A browser sends the file as `multipart/form-data`. Let the browser set the `Content-Type` (so the multipart boundary is correct) and only set `X-API-Key`.

```js
const form = new FormData();
form.append('file', fileInput.files[0]);
form.append('visibility', 'public');

await fetch('https://fileshub.zaions.com/api/v1/objects', {
  method: 'POST',
  headers: { 'X-API-Key': PUBLIC_RESTRICTED_KEY }, // see below
  body: form,
});
```

### Make the browser key restricted

A key embedded in client JavaScript is readable by anyone. Mark it **restricted** in Nova and add your site's domain to its allowed-origins list. FilesHub then checks the request's `Origin`/`Referer`, so the key is useless from any other site. Use a restricted, `write`-only-where-needed key for low-risk public uploads (avatars, attachments).
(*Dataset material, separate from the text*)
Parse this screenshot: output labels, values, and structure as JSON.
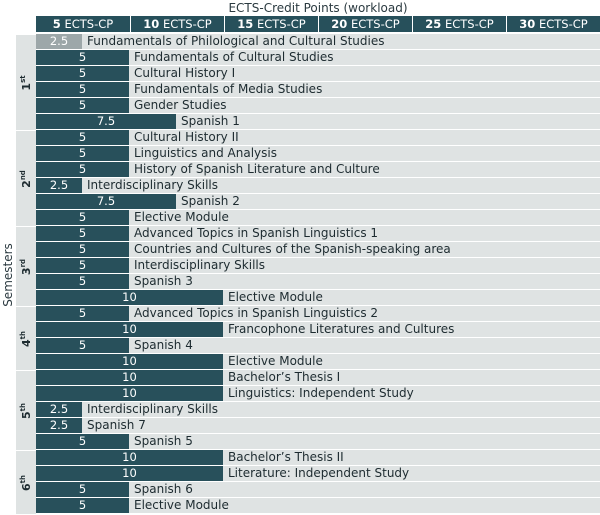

Full setup — including `*.example.com` wildcards — is in [API key restrictions](../getting-started/api-key-restrictions).

### Or proxy through your backend

For anything sensitive, don't put a key in the browser at all. The browser uploads to **your** server (same-origin), and your server forwards the bytes to FilesHub with a server-side key:

```text
Browser --(multipart)--> Your API --(X-API-Key)--> FilesHub --(201 url)--> Your API --> Browser
```

This keeps the key secret and lets you validate, resize, or virus-scan before storing.

## Mobile uploads (Capacitor, React Native, native)

Mobile clients send the same multipart `POST`. If the key is **app-restricted**, include your package/bundle id in `X-App-Id` — and, when the Android origin pins signing certificates, the cert fingerprint in `X-Android-Cert`:

```http
X-API-Key: fh_live_xxx
X-App-Id: com.example.myapp
X-Android-Cert: AB:CD:...   # Android only, when certificate pinning is on
```

See [API key restrictions](../getting-started/api-key-restrictions) for computing the fingerprint (`keytool` / a Kotlin snippet) and the iOS bundle-id path.

```ts title="Capacitor / fetch from a WebView"
const form = new FormData();
form.append('file', blob, 'photo.jpg');
form.append('visibility', 'public');

await fetch('https://fileshub.zaions.com/api/v1/objects', {
  method: 'POST',
  headers: { 'X-API-Key': key, 'X-App-Id': 'com.example.myapp' },
  body: form,
});
```

Capacitor's WebView and most native HTTP stacks already send a platform user-agent; you usually only need to add `X-App-Id`.

## Which path should I use?

| Situation | Recommended path |
|---|---|
| Public avatars/attachments, low risk | Restricted browser/app key scoped to your domain/bundle id. |
| Anything private or business-critical | Backend proxy — key never leaves your server. |
| Need to validate/transform before storing | Backend proxy. |

When in doubt, proxy. It costs one extra hop and removes the entire class of leaked-client-key problems. See [Authentication](../getting-started/authentication) for how restrictions are enforced and [File visibility](../getting-started/file-visibility) for `public` vs `private`.